The vision that brought up wasn’t comfortable, but he recognized the truth of her words. “It becomes an attractive target for wolves, who gather, attack, and pull it down.”
“You know some of the wolves in this fleet but not all of them. They’ve been testing you since you took command, looking for weaknesses, trying to trip you up. But you kept winning, kept guessing right, so they couldn’t attract enough support. Now there’s blood in the water, and at the next opportunity, they’ll go after you.”
“You’re mixing your prey and predator metaphors,” Geary noted sourly.

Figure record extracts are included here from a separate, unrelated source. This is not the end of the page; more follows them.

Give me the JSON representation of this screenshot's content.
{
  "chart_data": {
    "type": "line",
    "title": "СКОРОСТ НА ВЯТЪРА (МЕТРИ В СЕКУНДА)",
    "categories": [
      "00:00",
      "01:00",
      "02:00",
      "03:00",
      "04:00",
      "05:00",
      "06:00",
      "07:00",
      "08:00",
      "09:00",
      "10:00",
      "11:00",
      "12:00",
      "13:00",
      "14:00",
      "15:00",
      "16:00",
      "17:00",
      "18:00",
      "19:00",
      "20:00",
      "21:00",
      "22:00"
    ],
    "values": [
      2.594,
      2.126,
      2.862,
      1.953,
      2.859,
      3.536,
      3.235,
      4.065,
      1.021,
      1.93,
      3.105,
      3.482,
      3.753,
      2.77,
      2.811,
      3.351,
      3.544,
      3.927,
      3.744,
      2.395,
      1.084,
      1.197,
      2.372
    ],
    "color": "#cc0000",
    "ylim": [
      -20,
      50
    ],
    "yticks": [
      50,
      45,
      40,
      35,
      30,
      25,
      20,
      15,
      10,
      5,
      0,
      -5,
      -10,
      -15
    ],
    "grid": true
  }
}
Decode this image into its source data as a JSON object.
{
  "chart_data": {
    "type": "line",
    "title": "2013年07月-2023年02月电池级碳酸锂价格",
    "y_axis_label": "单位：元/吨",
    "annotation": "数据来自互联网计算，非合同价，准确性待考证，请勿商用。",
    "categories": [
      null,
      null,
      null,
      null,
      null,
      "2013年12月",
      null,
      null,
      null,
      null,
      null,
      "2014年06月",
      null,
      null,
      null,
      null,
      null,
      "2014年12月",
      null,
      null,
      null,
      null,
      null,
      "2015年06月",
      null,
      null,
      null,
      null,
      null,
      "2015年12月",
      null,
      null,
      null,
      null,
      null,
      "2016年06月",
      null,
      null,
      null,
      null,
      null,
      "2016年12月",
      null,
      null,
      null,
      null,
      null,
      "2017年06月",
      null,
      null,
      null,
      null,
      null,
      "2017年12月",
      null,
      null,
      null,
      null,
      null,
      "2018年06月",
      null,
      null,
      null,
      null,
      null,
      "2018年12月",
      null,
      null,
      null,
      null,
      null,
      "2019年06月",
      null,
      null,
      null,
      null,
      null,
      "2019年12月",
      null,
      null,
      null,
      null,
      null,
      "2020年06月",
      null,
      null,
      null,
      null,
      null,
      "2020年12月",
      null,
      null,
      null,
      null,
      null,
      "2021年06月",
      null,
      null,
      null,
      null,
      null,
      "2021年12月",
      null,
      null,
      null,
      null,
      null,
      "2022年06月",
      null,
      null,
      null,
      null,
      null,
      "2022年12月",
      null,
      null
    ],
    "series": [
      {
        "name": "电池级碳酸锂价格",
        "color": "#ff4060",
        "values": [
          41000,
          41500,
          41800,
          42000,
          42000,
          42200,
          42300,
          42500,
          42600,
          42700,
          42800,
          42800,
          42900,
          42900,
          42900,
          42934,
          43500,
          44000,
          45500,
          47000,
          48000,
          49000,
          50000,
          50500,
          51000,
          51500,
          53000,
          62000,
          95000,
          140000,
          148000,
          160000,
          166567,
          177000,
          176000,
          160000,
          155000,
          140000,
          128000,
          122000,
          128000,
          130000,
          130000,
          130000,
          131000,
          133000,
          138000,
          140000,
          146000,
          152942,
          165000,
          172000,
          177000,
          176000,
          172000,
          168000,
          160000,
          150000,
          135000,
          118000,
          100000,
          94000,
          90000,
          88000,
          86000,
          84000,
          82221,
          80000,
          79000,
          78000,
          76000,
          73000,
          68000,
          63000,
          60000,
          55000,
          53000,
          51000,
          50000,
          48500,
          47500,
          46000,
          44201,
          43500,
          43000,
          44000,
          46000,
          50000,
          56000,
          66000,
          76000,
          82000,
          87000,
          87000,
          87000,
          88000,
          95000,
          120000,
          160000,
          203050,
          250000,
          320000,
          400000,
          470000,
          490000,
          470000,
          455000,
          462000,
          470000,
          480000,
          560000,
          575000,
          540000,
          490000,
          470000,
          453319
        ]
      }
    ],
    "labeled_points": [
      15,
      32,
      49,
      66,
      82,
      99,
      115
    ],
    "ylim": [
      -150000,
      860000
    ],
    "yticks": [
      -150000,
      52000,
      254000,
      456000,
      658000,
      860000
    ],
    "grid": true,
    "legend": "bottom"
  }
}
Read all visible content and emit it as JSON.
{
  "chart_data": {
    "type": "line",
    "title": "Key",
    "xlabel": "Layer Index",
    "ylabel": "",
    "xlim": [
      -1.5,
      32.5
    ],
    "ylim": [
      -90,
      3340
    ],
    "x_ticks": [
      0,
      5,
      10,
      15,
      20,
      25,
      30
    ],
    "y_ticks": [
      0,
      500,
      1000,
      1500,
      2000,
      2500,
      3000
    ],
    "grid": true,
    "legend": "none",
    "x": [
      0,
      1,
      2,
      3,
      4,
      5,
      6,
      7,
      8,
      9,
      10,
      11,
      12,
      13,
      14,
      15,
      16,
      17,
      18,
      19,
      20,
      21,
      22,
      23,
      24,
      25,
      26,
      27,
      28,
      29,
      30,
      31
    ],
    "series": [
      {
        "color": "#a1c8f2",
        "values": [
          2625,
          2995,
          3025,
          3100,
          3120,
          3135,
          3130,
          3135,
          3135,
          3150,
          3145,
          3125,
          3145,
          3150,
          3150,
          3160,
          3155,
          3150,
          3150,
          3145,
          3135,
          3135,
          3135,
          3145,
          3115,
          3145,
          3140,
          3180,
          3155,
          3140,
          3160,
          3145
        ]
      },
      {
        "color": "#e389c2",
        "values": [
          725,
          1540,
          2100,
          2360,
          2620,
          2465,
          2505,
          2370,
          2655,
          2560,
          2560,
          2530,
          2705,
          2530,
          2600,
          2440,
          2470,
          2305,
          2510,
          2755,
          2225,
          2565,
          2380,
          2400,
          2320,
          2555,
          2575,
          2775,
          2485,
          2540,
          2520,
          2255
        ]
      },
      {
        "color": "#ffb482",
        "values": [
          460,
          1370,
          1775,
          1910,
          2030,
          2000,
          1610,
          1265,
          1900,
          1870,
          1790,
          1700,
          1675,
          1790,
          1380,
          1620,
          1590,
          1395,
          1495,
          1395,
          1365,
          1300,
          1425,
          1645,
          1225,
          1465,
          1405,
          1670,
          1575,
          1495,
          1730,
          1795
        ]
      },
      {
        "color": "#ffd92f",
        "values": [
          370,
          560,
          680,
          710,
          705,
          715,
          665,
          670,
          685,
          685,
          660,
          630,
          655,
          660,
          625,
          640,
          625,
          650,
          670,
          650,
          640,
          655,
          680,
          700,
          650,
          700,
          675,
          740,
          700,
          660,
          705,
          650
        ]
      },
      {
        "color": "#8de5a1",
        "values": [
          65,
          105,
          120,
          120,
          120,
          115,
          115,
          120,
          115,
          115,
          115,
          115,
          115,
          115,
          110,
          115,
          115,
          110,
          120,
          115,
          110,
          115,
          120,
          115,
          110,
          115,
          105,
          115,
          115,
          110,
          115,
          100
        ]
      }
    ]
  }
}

“The results are the same for the prey regardless of the nature of the predator. The first opportunity your opponents in this fleet get after we arrive in Ixion, they will move against you, and because of what happened at Lakota, you will get little support from the disillusioned and the frightened.”
Geary managed to work up enough feelings to glare at her. “If this little speech of yours is supposed to be inspiring me to get going again, I have to let you know that your motivational skills could use some work.”